Because of the horror of the Nazi atrocities in particular, overt eugenics became politically unacceptable after the Second World War. However, it is a major mistake to think that it disappeared. The Eugenics Societies still exist in Britain and the USA under different names, and many geneticists worldwide continue to quietly support its ideas. There was very little protest from geneticists when China passed its eugenics law in the 1990s. An example of the persistence of eugenics is the famous statement of Robert Edwards, a lifelong eugenicist and the pioneer of IVF, who said in 1999, “Soon it will be a sin of parents to have a child that carries the heavy burden of genetic disease. We are entering a world where we have to consider the quality of our children.”

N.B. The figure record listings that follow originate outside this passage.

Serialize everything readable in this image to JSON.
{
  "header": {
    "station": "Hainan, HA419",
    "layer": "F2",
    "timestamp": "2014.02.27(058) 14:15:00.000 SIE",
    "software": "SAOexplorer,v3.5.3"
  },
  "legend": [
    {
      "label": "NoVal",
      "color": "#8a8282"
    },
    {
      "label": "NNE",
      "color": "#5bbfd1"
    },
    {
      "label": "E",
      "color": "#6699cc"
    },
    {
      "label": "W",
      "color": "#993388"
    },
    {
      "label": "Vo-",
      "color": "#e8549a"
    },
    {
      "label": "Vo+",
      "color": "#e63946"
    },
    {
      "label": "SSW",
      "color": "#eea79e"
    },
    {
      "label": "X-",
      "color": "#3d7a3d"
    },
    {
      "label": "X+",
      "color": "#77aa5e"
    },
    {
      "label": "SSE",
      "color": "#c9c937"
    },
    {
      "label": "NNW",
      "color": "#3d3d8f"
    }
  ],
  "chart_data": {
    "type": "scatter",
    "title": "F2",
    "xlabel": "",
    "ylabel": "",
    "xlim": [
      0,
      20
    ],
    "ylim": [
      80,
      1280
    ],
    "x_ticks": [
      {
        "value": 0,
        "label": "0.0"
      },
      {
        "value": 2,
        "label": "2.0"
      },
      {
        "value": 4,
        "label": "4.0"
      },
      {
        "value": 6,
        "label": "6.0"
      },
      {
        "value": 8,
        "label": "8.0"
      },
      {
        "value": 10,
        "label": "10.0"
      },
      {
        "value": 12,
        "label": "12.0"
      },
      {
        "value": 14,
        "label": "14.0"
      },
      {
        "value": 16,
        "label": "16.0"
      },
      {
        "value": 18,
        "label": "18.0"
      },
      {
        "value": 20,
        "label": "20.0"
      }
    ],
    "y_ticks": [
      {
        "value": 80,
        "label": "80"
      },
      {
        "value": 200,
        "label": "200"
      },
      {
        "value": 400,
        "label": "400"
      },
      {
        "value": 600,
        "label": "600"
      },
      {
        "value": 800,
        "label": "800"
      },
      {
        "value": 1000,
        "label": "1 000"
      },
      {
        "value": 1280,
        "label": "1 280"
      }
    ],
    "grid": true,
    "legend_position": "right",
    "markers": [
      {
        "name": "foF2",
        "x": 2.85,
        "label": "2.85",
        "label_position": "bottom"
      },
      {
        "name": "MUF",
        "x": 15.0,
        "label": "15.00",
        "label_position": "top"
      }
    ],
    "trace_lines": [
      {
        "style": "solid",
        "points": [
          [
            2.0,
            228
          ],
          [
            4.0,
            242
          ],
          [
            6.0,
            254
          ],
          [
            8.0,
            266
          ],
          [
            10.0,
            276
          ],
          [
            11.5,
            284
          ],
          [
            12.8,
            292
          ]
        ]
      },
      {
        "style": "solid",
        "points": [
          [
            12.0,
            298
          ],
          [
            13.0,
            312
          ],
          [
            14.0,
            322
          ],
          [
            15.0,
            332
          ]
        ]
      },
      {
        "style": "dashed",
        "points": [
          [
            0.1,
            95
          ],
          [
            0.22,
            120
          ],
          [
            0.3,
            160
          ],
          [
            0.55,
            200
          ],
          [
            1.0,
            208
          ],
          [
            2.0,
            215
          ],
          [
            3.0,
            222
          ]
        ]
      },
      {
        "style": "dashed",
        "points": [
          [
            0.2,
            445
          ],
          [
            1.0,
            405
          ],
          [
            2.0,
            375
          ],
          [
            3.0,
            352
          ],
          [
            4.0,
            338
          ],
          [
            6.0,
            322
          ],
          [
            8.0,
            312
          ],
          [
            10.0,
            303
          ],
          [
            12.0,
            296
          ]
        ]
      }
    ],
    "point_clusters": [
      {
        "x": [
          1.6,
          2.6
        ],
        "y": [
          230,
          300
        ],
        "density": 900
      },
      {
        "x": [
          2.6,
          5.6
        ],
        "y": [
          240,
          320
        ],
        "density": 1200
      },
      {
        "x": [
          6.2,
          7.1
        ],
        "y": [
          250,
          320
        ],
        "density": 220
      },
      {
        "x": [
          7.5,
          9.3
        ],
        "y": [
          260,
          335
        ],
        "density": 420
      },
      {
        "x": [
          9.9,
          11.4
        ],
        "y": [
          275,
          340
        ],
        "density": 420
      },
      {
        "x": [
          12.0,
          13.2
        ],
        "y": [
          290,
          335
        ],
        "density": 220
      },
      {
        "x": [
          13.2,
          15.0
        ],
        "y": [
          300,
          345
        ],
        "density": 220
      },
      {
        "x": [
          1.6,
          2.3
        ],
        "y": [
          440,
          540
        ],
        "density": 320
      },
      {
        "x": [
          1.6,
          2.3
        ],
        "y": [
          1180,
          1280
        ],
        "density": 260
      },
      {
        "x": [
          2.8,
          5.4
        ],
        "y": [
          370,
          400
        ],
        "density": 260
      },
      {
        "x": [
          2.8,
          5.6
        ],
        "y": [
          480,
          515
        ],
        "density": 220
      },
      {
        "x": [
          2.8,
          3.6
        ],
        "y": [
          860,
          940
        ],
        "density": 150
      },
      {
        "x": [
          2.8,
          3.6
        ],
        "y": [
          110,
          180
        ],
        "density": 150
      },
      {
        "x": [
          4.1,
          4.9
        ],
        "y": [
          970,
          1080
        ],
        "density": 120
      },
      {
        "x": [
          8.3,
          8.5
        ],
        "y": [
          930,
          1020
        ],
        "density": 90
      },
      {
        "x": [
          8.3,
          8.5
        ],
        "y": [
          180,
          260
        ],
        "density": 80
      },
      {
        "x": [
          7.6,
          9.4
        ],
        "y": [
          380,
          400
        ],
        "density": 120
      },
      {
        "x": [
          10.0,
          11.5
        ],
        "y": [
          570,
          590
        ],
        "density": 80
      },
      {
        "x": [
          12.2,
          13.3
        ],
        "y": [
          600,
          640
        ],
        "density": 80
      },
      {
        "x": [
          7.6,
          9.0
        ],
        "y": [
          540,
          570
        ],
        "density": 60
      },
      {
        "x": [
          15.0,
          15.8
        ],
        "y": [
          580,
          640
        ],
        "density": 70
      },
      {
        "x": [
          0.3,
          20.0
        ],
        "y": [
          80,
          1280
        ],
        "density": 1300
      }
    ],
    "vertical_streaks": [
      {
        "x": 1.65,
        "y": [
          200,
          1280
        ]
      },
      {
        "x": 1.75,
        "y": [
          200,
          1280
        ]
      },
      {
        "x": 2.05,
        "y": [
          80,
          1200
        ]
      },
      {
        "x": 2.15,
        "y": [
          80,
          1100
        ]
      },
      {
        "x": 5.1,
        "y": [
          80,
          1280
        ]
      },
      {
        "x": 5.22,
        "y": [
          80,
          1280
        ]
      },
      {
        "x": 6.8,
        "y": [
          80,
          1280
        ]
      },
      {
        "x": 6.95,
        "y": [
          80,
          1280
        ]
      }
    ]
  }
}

Nowadays, geneticists insist that eugenics is a thing of the past and that the crucial thing that was wrong with eugenics was the way the state coerced people’s reproductive choices. Since genetic counselling of parents is now officially non-directive, there can be no problem with offering people choices, they say. However, there a great deal of evidence that genetic counselling is far from non-directive. Moreover, in a society which fails to provide adequate support to families with disabled children, providing ‘choices’ to parents inevitably leads to the vast majority of pregnancies involving a disabled child being terminated. If the results are the same, and if the eugenicists of the 20th century would have been delighted with the outcome, it’s eugenics. Most 20th-century eugenicists, including Francis Galton who invented the term, actually preferred persuasion to coercion. So, state coercion does not define eugenics. Many disabled activists and writers have argued that we already have a free-market version of eugenics.

In the 21st-century and knowledge of genetics is vastly greater than it was in the 20th, as are our technological capabilities. There are multi-billion dollar biotechnology and IVF industries with huge capacities, based upon that. Allowing genetically ‘enhanced’ designer babies would create a new techno-eugenics that could have disastrous consequences for human societies.